Dazu will ich Ihnen ganz offen sagen: Ich meine – das ist meine volkswirtschaftliche Einschätzung dazu –, dass ich damit befördere, dass es weitere niedrigste und kleine Lohnverhältnisse geben wird, weil ich Anreize dafür setze, dass der Staat etwas dazuzahlt. Deshalb ist das natürlich im Rahmen von Hartz nur bei einem begrenzten Anwendungsbereich so gemacht worden, weil das die Ausnahme bleiben soll und weil wir diese Fehlsteuerung nicht wollen.
Wenn wir das flächendeckend machen, werden wir genau das bekommen, was der Herr Ministerpräsident zuvor beschrieben hat, dass sich nämlich die Spirale immer weiterdreht und wir verstärken, dass wir immer mehr Billigarbeitsverhältnisse haben werden und Lohndumping um sich greift. Das ist eben das Schlechte an dem CDU-Modell, Herr Baldauf. Dieser Frage haben Sie sich in Ihrem Wortbeitrag nicht gestellt, sondern Sie haben einfach die Behauptung in die Welt gesetzt, die die Wissenschaft teilweise stützt, dass es zu Arbeitsplatzverlusten kommen werde. Bei Ihrer Argumentation, dass es in den anderen Ländern EU-weit und in den USA andere Arbeitsrechtsverhältnisse gebe, streiten wir darüber, ob dann, wenn man hire und fire praktiziert,
möglicherweise schneller eingestellt wird. Da gibt es unterschiedliche Kulturen. In Dänemark bekommt man trotz geringerem Kündigungsschutz sehr schnell eine neue Beschäftigung, während man in Amerika das dritte und vierte Arbeitsverhältnis hat.
Das ist aber nicht der Punkt, wenn es um Mindestlöhne geht, sondern das ist eine volkswirtschaftliche Frage und eine Frage des Marktes, nämlich wie Sie Markt steuern. Wir sind der Auffassung, dass diese Steuerung des Marktes in Deutschland notwendig ist, weil wir sonst die Abwärtsspirale dort nicht zum Stoppen bringen. Sie müssen sicher nach wie vor auch Arbeitsverhältnisse im Rahmen von Eingliederung und Beschäftigung haben, die Sie mit anderen staatlichen Anreizen unterlegen müssen, damit die Qualifikation besser wird und damit Abschlüsse gemacht werden können. Dieses Sortiment brauchen Sie nach wie vor im Köcher, und – ein kleiner Schlenker – Sie sollten deshalb in Haushaltsberatungen auch nicht die Streichung dieser Mittel beantragen, so, wie Sie das in Rheinland-Pfalz getan haben,
Ich meine, Sie sind den Beweis für Ihre Behauptung, dass ein massenhafter Verlust von Arbeitsplätzen droht, wenn man Mindestlöhne einführen würde, schuldig geblieben. Ich will überhaupt nicht wegnehmen, dass es dort Auswirkungen gibt, aber bis zu welchem Bereich einer Spirale, die sich mit den Löhnen immer weiter herunterdreht, sind Sie bereit, so etwas hinzunehmen?

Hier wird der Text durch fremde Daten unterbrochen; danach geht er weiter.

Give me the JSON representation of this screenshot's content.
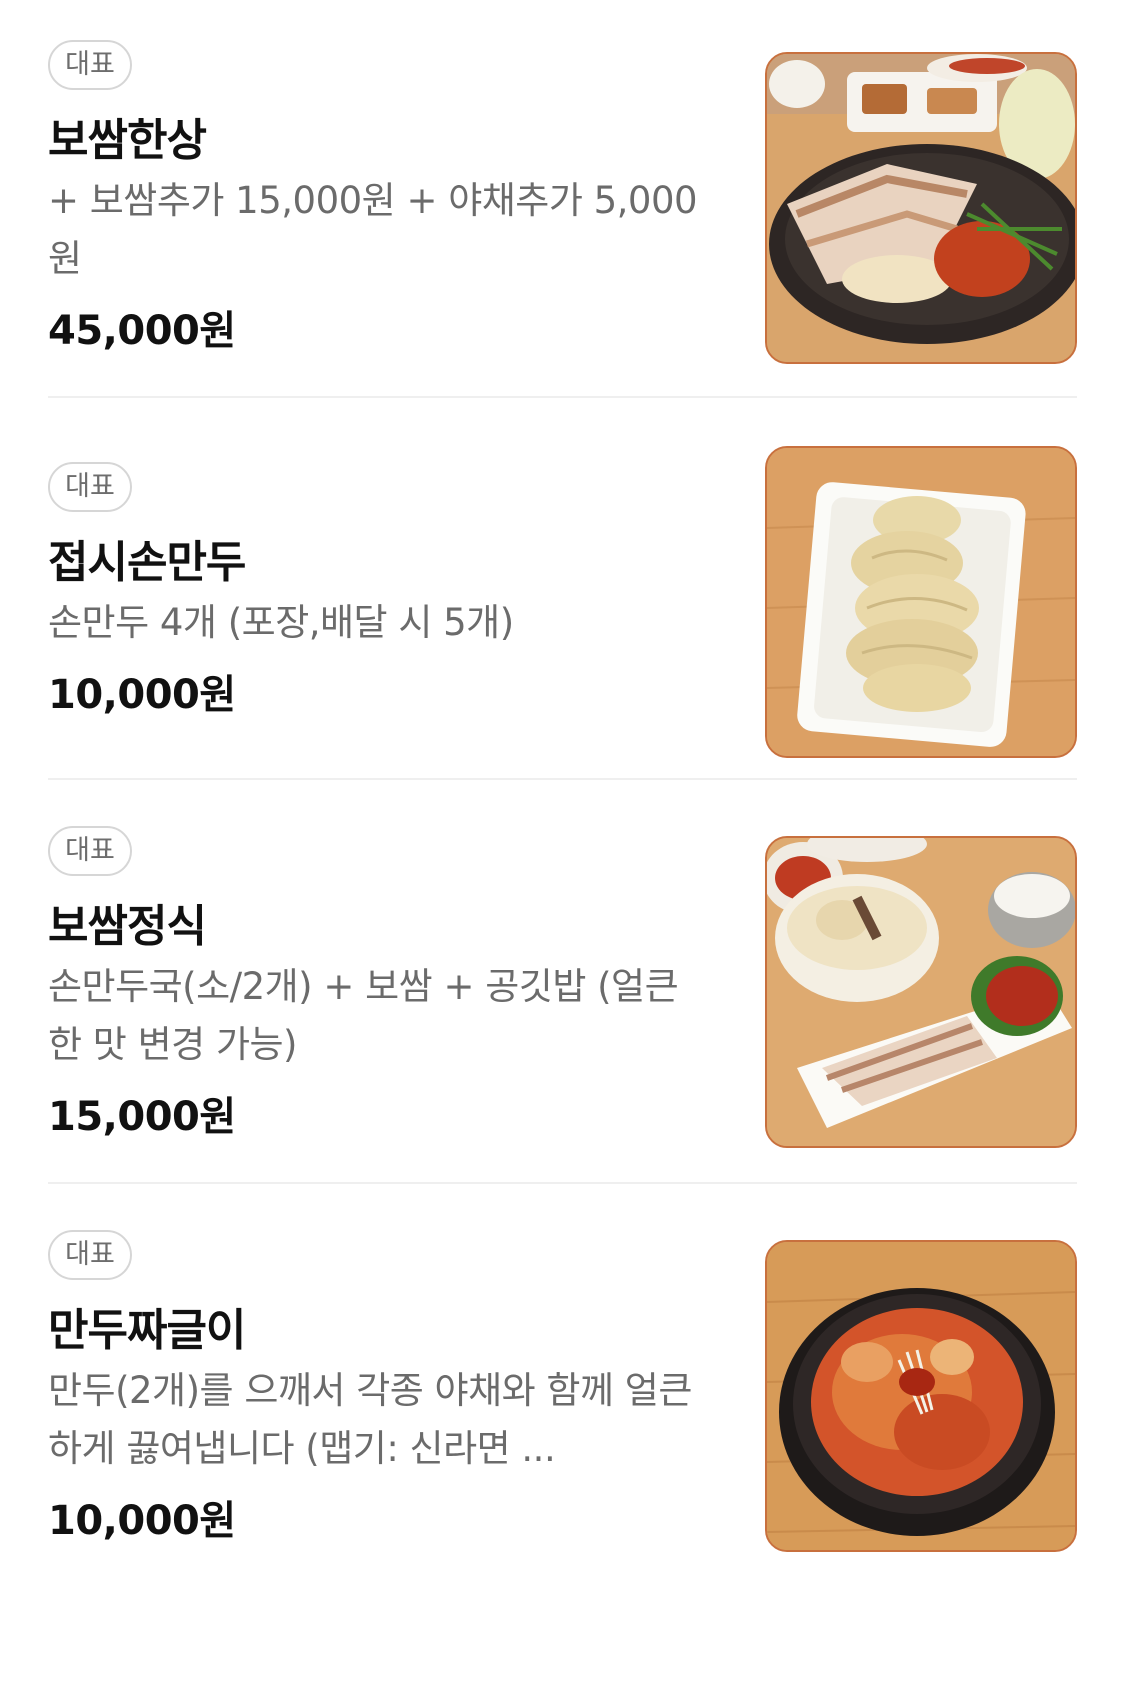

Die Kräfte des Marktes sind dort ungezügelt. Im Übrigen sind sie dort genauso ungezügelt wie Managergehälter nach oben explodiert. Das hat nichts mit Klassenkampf zu tun. Das ist eine Beschreibung der Wirklichkeit, vor der Sie die Augen aufmachen müssen, da man in Deutschland anders auf dem Boden unseres Grundgesetzes, auf dem Boden unserer Landesverfassung und natürlich in der genauen Kenntnis handelt, dass Marktwirtschaft das Instrument eines vernünftigen Wirtschaftens ist, aber kein Selbstzweck, sondern Wirtschaft für Menschen und nicht gegen die Menschen da ist.
„Hauptschulen in Rheinland-Pfalz vor der Reform“ auf Antrag der Fraktion der FDP – Drucksache 15/1252 –
Herr Präsident, meine sehr geehrten Damen und Herren! Die Diskussion um die Hauptschulen in RheinlandPfalz hat in den vergangenen Wochen eine neue Dimension erreicht. Nachdem die FDP-Landtagsfraktion schon im Februar einen Antrag zur Zukunft des Hauptschulbildungsgangs in diesem Haus vorgelegt hat, wurde in den vergangenen Wochen vor allem seitens des Verbandes Bildung und Erziehung und der Gewerkschaft Erziehung und Wissenschaft eine Strukturdebatte angestoßen, die darauf abzielt, die unterschiedlichen abschlussbezogenen Bildungsgänge in Rheinland-Pfalz zu integrieren und den Hauptschulbildungsgang de facto abzuschaffen.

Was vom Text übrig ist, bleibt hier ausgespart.